Tom had seated himself beside Molatti to listen to the president's essay. Presently, I found myself hearkening, with almost feverish interest, to the latter.

"I have thought it well, my friends," the president was saying, "to confine my remarks this evening to Chopin in his great general relations to the world. I shall endeavor to draw a picture of the man rather than of the musician. And first of all, let me quote from Liszt in regard to the master's appearance."

I glanced at Tom. He sat motionless, almost rigid, with a face so lacking in expression that it was hard to believe he had caught the significance of the speaker's words.
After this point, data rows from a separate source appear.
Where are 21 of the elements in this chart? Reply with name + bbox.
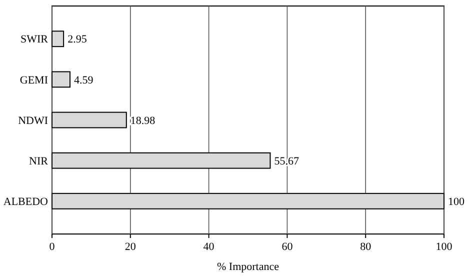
x-tick-label: 80 <box>360 241 372 253</box>
x-tick-label: 20 <box>124 241 136 253</box>
y-tick-label: NIR <box>29 155 49 168</box>
x-axis-title: % Importance <box>217 261 280 273</box>
bar <box>52 71 70 88</box>
data-label: 100 <box>448 196 465 208</box>
y-tick-label: SWIR <box>20 34 49 46</box>
bar <box>52 152 271 169</box>
y-tick-label: ALBEDO <box>3 196 48 208</box>
data-label: 18.98 <box>130 114 156 127</box>
bar <box>52 30 64 48</box>
x-tick-label: 40 <box>203 241 215 253</box>
bar <box>52 112 127 128</box>
x-tick-label: 60 <box>282 241 294 253</box>
x-tick-label: 0 <box>49 241 56 253</box>
data-label: 4.59 <box>74 74 94 86</box>
data-label: 2.95 <box>68 34 88 46</box>
x-tick-label: 100 <box>436 241 453 253</box>
y-tick-label: GEMI <box>20 74 48 86</box>
y-tick-label: NDWI <box>18 114 48 127</box>
bar <box>52 192 444 210</box>
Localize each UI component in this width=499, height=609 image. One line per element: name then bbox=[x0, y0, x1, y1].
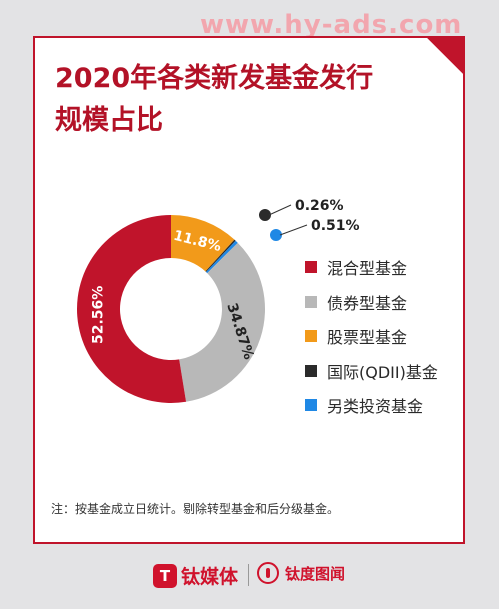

"'The ensemble of his person,'" quoted the president, "'was harmonious, and called for no special comment. His eye was more spiritual than dreamy; his bland smile never writhed into bitterness. The transparent delicacy of his complexion pleased the eye; his fair hair was soft and silky, his nose slightly aquiline, his bearing so distinguished and his manner stamped with so much of high breeding that involuntarily he was always treated en prince. He was generally gay; his caustic spirit caught the ridiculous rapidly, and far below the surface at which it usually strikes the eye. His gaiety was so much the more piquant because he always restrained it within the bounds of good taste, holding at a distance all that might tend to wound the most fastidious delicacy.'" To this quotation, the president added a few words from Orlowski: "'Chopin is full of health and vigor; all the Frenchwomen dote on him, and all the men are jealous of him. In a word, he is the fashion, and we shall no doubt shortly have gloves à la Chopin.'"

The president paused, and I saw with consternation that he was glaring at my husband. The cause of this interruption was apparent at once as I shifted my gaze. Tom was rocking back and forth in his chair, shaking with laughter. His effort to keep his merriment in check, to restrain the loud guffaws that seemed to rack his very frame, was painfully in evidence. There was something almost heroic in his endeavor to repress an outbreak that would have been brutally rude. Tom had become the center of all eyes through the president's lack of tact.

"What's the matter with him?" whispered Mrs. Jack, hysterically.

"I don't know," I answered, lamely. "He's had a funny thought. Is he better?" I had turned away from him.

"He's growing worse, I think," answered Mrs. Jack, despondently. "Why doesn't the president go on? There, it's all right. He's quiet now."

Mrs. Jack spoke truly. The president had resumed his lecture, and I turned and saw that Tom was no longer swaying with mirth.